In fact, it’s more like an iPod, which is why you’ll find it in the iPod + iTunes section of the Apple website.
It works like this: you connect the Apple TV to your television screen, and to the Internet. Load up iTunes on your computer with music, videos, podcasts, audio books and so on, then synchronise these with the Apple TV.
At some point you turn on your TV screen and the Apple TV and play the music, videos or other tracks. Use the included Apple Remote to control playback (but not volume).
You can also watch your iPhoto library and iPhoto albums on the TV screen.
Some content comes straight from the Internet: there are thousands of YouTube videos available, for example, as well as movie trailers.

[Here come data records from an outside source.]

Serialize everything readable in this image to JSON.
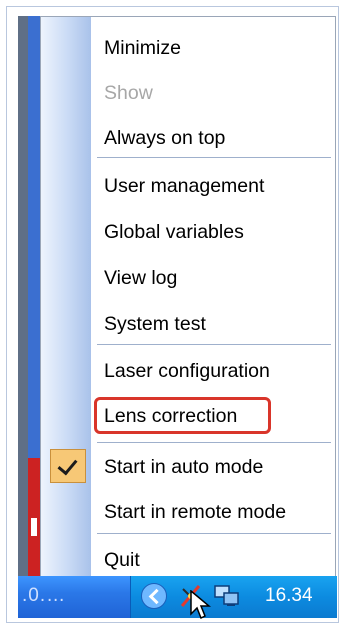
{
  "menu": {
    "items": [
      {
        "label": "Minimize",
        "enabled": true
      },
      {
        "label": "Show",
        "enabled": false
      },
      {
        "label": "Always on top",
        "enabled": true
      },
      {
        "label": "User management",
        "enabled": true
      },
      {
        "label": "Global variables",
        "enabled": true
      },
      {
        "label": "View log",
        "enabled": true
      },
      {
        "label": "System test",
        "enabled": true
      },
      {
        "label": "Laser configuration",
        "enabled": true
      },
      {
        "label": "Lens correction",
        "enabled": true,
        "highlighted": true
      },
      {
        "label": "Start in auto mode",
        "enabled": true,
        "checked": true
      },
      {
        "label": "Start in remote mode",
        "enabled": true
      },
      {
        "label": "Quit",
        "enabled": true
      }
    ]
  },
  "taskbar": {
    "task_text": ".0.…",
    "clock": "16.34"
  },
  "colors": {
    "highlight_border": "#d9352a",
    "check_background": "#f7c876",
    "taskbar_blue": "#2b78e8",
    "tray_blue": "#0c8be0"
  },
  "icons": [
    "checkmark-icon",
    "chevron-left-icon",
    "network-icon",
    "monitor-icon",
    "mouse-cursor-icon"
  ]
}
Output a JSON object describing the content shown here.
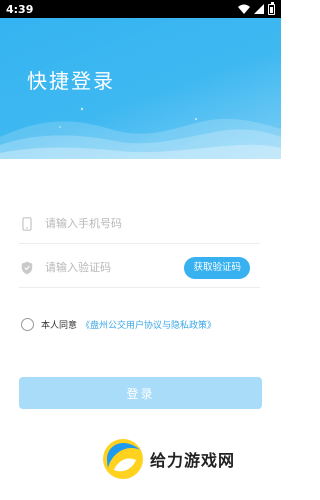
{
  "status_bar": {
    "time": "4:39",
    "icons": [
      "wifi-icon",
      "signal-icon",
      "battery-icon"
    ]
  },
  "hero": {
    "title": "快捷登录",
    "colors": {
      "top": "#34b4f1",
      "bottom": "#7ecff5"
    }
  },
  "form": {
    "phone": {
      "placeholder": "请输入手机号码",
      "value": "",
      "icon": "phone-icon"
    },
    "code": {
      "placeholder": "请输入验证码",
      "value": "",
      "icon": "shield-icon",
      "button_label": "获取验证码"
    }
  },
  "agreement": {
    "checked": false,
    "prefix": "本人同意",
    "link": "《盘州公交用户协议与隐私政策》"
  },
  "login": {
    "label": "登录"
  },
  "watermark": {
    "text": "给力游戏网"
  },
  "colors": {
    "accent": "#37b1ef",
    "login_disabled": "#a9dcf8",
    "link": "#3aa6e8"
  }
}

Now I need to pause for a moment and explain to my International readers that here in New Zealand we don’t have access to movies or TV programmes via iTunes, so for the next part I’m not speaking from personal experience.
The Apple TV can play movies or TV programmes you’ve bought via the iTunes Store. Pay for and download the programme, synchronise it with the Apple TV and watch at your leisure.
I’ll write more about the Apple TV in future Tips, but for now I want to share the bad news: you need reasonably good equipment to use the Apple TV. Your 20, 10 or even 5 year old television set is unlikely to be up to the task.
What you need (according to the Apple website):
- Widescreen TV
- Mac or PC
- iTunes 7.1
- Wired or wireless network
- HDMI cable or
- Component video cables and analog audio cables or optical audio cable.
Apple TV works with widescreen, enhanced-definition or high-definition TVs capable of 1080i, 720p, 576p, or 480p resolutions.
I find I watch less broadcast television these days and more video podcasts. The Apple TV makes it easy to view these on the TV screen, and they look great! Here are a few I recommend. Search for them in the iTunes Store:
- Apple Quick Tip of the Week — generally about 30 seconds each.
- NASACast video — generally about 3 minutes each.
- Rocketboom — generally about 4 minutes each.
- WebbAlert — generally about 4 minutes each.
- GeekBrief.TV — generally about 5 minutes each.
- National Geographic Video Shorts — generally about 5 minutes each.
- ScreenCastsOnline (affiliate link) — generally about 30 minutes each.
You don’t have to have an Apple TV: you can watch these video podcasts on your computer screen, but you will need a broadband connection.